Scalable-Manufactured Superhydrophobic Multilayer Nanocomposite Coating with Mechanochemical Robustness and High-Temperature Endurance

Artificial superhydrophobic coatings with mechanical stability, chemical stability, and strong adhesion have been achieved separately. However, a simultaneous demonstration of these features along with stability to high-temperature exposure is challenging. Herein, inspired by the micro/nanoscale hierarchical superhydrophobic surfaces of solid cactus plants, we propose a novel plasma-enhanced high temperature liquid-phase-assisted oxidation and crosslinking (PHLOC) in-situ co-growth strategy to design superhydrophobic nanocomposite coatings on metals based on organic–inorganic multilayer structures in which PTFE nanoparticles cross-linked to form a compact top layer with hierarchical surface textures on a ceramic skeleton with a papilla array, integrating multiple robust wettability characteristics with mechanochemical strength to isolate the underlying materials from the external environment. Remarkably, the superhydrophobic coating exhibits strong mechanical robustness undergoing the 120th linear abrasion or 40th rotary abrasion cycle and can be applied on large area and arbitrary shapes of metal substrates.
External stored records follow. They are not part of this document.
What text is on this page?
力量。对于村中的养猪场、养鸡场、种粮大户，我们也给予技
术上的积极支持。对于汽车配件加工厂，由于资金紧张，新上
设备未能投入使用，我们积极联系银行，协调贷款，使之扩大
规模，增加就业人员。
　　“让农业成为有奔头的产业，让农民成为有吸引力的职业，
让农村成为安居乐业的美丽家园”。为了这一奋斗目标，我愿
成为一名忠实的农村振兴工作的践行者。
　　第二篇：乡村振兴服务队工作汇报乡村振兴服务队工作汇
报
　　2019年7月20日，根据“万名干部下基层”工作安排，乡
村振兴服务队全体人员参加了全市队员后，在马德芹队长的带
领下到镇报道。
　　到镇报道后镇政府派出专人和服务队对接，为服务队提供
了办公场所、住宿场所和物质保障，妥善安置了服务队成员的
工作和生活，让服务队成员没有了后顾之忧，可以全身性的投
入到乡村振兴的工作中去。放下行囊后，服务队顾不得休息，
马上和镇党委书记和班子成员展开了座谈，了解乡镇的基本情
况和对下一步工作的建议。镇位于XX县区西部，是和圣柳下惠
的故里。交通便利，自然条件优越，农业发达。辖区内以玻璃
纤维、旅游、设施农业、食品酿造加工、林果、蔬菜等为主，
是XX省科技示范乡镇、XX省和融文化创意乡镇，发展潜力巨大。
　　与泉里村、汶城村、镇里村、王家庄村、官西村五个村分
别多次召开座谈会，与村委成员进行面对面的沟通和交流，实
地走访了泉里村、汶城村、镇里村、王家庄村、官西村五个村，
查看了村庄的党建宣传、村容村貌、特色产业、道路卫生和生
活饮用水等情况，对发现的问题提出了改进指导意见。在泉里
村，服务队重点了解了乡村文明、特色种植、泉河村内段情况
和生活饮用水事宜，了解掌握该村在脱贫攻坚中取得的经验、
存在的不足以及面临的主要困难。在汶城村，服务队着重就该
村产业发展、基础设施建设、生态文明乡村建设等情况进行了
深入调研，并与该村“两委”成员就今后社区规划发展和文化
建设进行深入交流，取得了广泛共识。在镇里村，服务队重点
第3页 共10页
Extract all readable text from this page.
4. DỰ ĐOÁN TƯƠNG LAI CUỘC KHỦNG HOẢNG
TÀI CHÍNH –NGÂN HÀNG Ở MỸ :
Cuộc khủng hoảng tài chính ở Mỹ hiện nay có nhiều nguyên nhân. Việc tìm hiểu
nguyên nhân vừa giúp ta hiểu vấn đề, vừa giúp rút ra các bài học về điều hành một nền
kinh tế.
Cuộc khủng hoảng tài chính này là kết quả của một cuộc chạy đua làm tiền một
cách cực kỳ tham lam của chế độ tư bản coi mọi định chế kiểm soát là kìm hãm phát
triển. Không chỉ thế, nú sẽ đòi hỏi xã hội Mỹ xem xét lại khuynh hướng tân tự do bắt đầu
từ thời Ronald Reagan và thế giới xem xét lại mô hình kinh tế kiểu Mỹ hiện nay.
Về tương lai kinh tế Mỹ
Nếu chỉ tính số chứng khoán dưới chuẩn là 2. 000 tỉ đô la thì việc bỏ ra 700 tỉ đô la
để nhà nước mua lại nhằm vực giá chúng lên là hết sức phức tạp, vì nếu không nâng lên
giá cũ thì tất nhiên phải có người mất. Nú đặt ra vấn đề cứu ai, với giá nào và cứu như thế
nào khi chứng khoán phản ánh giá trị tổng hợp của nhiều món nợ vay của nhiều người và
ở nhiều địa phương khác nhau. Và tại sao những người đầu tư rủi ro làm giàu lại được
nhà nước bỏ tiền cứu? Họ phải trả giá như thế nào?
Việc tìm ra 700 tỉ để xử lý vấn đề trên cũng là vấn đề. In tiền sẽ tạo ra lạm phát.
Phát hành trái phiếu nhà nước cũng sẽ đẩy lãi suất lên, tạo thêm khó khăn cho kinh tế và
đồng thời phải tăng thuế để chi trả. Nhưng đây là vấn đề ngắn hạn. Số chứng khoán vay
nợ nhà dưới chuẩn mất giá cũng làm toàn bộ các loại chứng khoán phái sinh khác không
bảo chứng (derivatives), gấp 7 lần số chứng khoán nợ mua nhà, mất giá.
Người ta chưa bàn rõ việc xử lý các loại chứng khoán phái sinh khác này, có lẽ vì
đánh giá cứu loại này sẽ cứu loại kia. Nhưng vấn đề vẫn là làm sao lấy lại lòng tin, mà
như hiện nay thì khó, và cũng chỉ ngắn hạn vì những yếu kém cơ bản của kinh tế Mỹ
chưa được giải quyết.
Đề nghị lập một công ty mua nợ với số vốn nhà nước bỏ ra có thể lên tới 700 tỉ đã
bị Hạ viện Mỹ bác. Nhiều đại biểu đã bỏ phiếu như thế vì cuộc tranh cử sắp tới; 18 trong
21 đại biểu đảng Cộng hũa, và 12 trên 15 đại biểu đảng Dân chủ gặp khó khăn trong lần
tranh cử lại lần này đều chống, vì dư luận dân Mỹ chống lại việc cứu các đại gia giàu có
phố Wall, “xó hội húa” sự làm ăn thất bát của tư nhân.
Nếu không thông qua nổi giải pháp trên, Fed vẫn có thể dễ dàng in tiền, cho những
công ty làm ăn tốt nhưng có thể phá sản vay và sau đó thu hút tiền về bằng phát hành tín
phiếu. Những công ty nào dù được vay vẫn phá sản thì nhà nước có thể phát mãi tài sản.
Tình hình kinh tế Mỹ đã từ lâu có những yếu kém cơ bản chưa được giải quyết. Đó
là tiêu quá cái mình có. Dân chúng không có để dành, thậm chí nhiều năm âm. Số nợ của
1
Moreover, the samples sustain exposure to highly corrosive media, namely, aqua regia, sodium hydroxide solutions, and simulated seawater solution, to reflect long-term chemical robustness. More importantly, the multilayer coating demonstrates excellent high-temperature endurance, thermal cycling stability of 500 °C, and thermal repairability of superhydrophobicity. With multifaceted robustness and scalability, the superhydrophobic multilayer coating should find potential usage in the field of high-tech equipment with severe alternating or impact loads, high-temperature service, and chemical corrosion.